Hatcher Point-Cape Breton

(MP4 - 1.76 MB)

North East Shore

(MP4 - 1.78 MB)

Surf in Cove

(MP4 - 3.25 MB)

High Waves - Neils Harbor


The Atlantic shows it's muscle! - Monday afternoon, August 4

Being used to the Pacific Ocean and its' constantly rolling surf, the Atlantic Ocean has seemed gentle to us, and benign by comparison - until today. Today it turned angry, and we finally got to see it pounding the shore.

The road south from Capstick was demanding but drivable, so we left the Cabot Trail again at Effies Brook, and took an alternate scenic route that took us through New Haven and past Hatchers Point. For the first half of the loop the road followed the coast, and the high surf made it hard for me to keep my eyes on the road. The waves were tall and the powerful surf - sometimes muddy and sometimes white as snow - made every overlook compelling.

This was the Atlantic as I’d always pictured it, wild and flexing it’s muscle. The scene was made wilder by the torrents of water pouring into the surf from every creek and river. French Creek, Black Brook - all were swollen to the tops of their banks and the rushing water roiled the sea, turning the white caps yellow and brown. Still the rain came.

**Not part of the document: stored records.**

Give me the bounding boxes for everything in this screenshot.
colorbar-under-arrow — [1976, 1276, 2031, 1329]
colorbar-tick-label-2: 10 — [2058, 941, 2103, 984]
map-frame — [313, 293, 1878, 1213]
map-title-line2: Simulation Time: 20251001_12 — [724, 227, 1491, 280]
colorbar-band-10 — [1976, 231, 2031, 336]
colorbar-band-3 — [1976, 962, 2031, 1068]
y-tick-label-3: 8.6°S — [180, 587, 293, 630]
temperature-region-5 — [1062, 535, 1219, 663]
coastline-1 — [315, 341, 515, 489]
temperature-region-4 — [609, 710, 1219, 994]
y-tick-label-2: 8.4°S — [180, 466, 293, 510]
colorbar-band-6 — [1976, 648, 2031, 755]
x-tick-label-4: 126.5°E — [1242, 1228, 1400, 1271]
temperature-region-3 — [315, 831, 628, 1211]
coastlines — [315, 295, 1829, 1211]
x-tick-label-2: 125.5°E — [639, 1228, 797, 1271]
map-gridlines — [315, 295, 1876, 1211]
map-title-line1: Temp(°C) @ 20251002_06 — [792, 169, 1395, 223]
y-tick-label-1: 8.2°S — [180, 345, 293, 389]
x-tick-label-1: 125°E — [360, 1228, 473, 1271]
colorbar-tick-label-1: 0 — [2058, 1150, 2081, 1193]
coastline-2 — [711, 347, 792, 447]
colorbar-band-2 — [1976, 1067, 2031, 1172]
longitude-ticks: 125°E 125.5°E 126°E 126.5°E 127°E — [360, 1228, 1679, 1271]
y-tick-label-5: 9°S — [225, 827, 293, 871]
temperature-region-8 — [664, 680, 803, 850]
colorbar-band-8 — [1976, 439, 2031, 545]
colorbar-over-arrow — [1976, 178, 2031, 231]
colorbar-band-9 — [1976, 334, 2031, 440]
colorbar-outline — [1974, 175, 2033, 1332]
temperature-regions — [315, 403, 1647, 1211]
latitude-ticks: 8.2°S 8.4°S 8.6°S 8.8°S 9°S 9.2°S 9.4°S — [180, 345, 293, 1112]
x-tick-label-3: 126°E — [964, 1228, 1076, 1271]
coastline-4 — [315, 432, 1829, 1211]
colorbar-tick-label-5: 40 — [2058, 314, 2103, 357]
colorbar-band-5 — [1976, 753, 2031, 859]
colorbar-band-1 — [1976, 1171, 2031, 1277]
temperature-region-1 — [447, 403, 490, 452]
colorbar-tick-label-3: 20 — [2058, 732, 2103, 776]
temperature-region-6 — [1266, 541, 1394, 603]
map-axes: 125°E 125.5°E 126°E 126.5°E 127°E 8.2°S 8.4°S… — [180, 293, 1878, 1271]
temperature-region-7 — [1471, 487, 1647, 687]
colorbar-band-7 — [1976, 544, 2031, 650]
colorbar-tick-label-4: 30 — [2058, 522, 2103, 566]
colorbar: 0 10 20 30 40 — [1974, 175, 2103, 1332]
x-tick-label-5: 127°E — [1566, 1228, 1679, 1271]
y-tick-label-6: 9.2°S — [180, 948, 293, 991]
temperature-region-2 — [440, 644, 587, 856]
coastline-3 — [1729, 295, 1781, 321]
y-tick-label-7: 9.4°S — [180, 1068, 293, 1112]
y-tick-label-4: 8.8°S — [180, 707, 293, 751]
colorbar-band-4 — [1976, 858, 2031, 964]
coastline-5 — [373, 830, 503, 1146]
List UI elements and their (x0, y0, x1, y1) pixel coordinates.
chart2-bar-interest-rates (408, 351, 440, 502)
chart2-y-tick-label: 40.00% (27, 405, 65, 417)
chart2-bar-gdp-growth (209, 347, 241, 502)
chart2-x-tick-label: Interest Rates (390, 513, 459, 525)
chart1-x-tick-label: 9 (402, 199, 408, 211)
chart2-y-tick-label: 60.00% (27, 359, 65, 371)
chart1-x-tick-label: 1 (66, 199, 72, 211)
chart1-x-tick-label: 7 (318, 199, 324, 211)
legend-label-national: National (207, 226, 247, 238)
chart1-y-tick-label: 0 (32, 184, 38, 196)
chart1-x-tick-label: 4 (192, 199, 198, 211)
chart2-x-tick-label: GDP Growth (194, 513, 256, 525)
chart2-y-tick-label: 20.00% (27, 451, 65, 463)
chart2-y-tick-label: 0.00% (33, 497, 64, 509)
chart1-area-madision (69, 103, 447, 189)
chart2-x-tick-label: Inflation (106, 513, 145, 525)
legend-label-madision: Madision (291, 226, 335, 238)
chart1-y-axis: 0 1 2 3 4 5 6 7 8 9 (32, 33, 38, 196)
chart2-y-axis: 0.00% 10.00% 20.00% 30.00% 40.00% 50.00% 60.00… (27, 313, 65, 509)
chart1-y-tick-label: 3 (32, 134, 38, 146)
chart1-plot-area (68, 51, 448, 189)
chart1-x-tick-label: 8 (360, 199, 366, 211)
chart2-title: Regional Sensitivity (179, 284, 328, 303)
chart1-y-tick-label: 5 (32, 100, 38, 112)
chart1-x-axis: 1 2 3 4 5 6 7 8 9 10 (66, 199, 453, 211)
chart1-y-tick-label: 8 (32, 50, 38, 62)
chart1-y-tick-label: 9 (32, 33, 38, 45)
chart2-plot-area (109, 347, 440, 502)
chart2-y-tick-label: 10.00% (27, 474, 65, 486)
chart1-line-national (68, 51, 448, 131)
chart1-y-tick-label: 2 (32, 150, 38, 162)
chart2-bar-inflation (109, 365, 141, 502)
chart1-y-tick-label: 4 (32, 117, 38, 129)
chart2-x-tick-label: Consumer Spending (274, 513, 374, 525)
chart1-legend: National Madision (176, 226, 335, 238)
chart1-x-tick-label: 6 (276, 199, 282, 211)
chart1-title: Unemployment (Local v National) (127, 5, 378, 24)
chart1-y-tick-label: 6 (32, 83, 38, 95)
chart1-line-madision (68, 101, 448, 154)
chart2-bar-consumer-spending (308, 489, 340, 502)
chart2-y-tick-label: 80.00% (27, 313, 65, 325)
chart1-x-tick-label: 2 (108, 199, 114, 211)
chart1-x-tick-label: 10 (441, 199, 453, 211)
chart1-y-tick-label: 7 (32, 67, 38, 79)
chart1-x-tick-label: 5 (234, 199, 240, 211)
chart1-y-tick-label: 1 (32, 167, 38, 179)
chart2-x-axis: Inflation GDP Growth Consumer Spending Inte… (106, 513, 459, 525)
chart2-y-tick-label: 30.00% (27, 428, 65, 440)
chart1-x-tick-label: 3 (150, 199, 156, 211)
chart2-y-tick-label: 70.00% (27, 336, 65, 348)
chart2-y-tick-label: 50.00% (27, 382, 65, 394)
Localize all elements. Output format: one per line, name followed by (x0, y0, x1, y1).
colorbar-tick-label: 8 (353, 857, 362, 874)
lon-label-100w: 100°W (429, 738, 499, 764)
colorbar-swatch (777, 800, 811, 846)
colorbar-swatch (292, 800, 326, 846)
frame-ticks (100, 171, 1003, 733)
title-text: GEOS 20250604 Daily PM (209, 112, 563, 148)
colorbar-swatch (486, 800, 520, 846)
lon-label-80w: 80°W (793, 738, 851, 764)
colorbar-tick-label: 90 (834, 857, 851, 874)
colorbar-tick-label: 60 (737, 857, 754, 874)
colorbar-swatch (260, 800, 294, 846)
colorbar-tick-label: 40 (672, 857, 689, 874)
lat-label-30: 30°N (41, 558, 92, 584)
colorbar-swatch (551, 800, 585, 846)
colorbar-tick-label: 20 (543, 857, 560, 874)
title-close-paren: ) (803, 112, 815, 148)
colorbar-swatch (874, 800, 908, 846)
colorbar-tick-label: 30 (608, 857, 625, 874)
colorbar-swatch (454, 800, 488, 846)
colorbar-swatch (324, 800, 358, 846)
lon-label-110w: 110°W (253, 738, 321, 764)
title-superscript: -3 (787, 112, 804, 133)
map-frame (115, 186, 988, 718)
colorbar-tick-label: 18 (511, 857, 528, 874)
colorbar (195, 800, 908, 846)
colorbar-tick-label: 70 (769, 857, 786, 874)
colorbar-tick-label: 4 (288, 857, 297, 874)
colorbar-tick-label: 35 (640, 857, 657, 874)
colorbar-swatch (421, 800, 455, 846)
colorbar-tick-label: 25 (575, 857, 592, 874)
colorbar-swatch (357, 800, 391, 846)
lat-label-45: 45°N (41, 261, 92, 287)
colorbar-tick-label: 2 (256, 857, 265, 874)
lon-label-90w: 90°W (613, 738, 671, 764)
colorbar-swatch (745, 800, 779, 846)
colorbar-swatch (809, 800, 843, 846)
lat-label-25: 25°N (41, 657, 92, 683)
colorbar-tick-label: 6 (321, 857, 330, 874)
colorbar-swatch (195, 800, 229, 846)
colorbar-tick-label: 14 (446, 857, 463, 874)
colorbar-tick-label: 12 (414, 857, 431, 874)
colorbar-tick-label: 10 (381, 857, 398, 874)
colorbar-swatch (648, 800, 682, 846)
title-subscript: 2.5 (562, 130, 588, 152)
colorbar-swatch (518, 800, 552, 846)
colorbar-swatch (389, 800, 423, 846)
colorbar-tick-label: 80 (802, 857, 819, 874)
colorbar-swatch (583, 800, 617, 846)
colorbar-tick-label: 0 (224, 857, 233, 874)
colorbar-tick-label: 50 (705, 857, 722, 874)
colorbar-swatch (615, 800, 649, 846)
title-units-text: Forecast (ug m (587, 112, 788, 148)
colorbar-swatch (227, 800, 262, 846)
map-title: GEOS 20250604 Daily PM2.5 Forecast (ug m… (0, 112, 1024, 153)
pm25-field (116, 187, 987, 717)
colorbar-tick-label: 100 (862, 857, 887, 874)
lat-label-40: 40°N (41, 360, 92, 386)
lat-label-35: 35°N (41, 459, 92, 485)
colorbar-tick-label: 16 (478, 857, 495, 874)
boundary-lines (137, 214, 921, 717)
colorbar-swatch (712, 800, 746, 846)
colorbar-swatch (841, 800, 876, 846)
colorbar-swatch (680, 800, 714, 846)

Some of the pictures and movies on this page were taken at Hatchers Point and Neils Harbor, where we stopped to watch enthralled as the sea hurled spray in the face of the rain. The meeting of tide and rock is one of the most fascinating scenes in nature.

At a more mundane level, in our rush to see Capstick we had skipped breakfast, and now it was way past lunch. In the interests of time we wanted to stop at a café and grab something quick, but from North Cape to South Point the eating places are few and far between. So at Black Brook Cove we turned in to a picnic area and decided to make lunch for ourselves.

We parked where we could watch the surf, and while it continued to roll we made a killer bacon and egg breakfast that we ate while we listened to the rain on the roof. Cars came and went, and we watched as people got out to watch the show. Some were wise enough to wear yellow slickers, while others just shivered in the rain. We did neither, and we felt so fortunate to be able to watch and enjoy it all through our rain streaked dining room window!

That idyllic hour marked the end of the good times for a while, and from there on things got stressful. It had been raining now for almost 24 hours, and the relentless downpour had collected in Cape Breton’s massive watershed and was starting to overflow it. We found ourselves back on a road that was now beginning to flood in places, and we still had 60 miles to go.

The flooding across the road was still shallow but the water was moving fast, and in many places it was eroding the shoulder and starting to undercut the sides of the road. Bridges here are marginal on a good day, and driving over a rickety bridge when the water looks like it might wash it out any minute is a real nail biter.

At Ingonish the road starts climbing Mount Smoky, and while the altitude relieved the flooding it did little to improve the driving conditions. Passing sheer walls with falling rock warnings is one thing in good weather, but when torrents of water are pouring down over those walls and rocks you begin to take the threat seriously. To add to the tension we were now beginning to enter the clouds.

Dangerous conditions don’t go away just because you can’t see them, and driving semi blind adds more to the stress. We passed several campgrounds and debated whether or not to stop early and get off the road, but the rain wasn’t letting up and conditions were already bad enough that tomorrow the road might be closed altogether, so we stayed the course and eventually descended again to a more populated area.

By the time we got to Baddek the rain had subsided to a sprinkle. We found a good campground and settled in, grateful to be off the road and safe for the night. Until the thunderstorm started. By 9:30 it was raining hard again, and, by 10:00 it was right overhead. Thunder claps and wind were rocking the motorhome, and rain was pounding the roof. But all things pass, and this storm did too. By 11:00 it was quiet again and we went to sleep knowing that it’s this mixture of fun and excitement that makes life worth living. If it sometimes gets scary it’s a small price to pay. This was not a day we will soon forget - and for how many days of our lives is that true?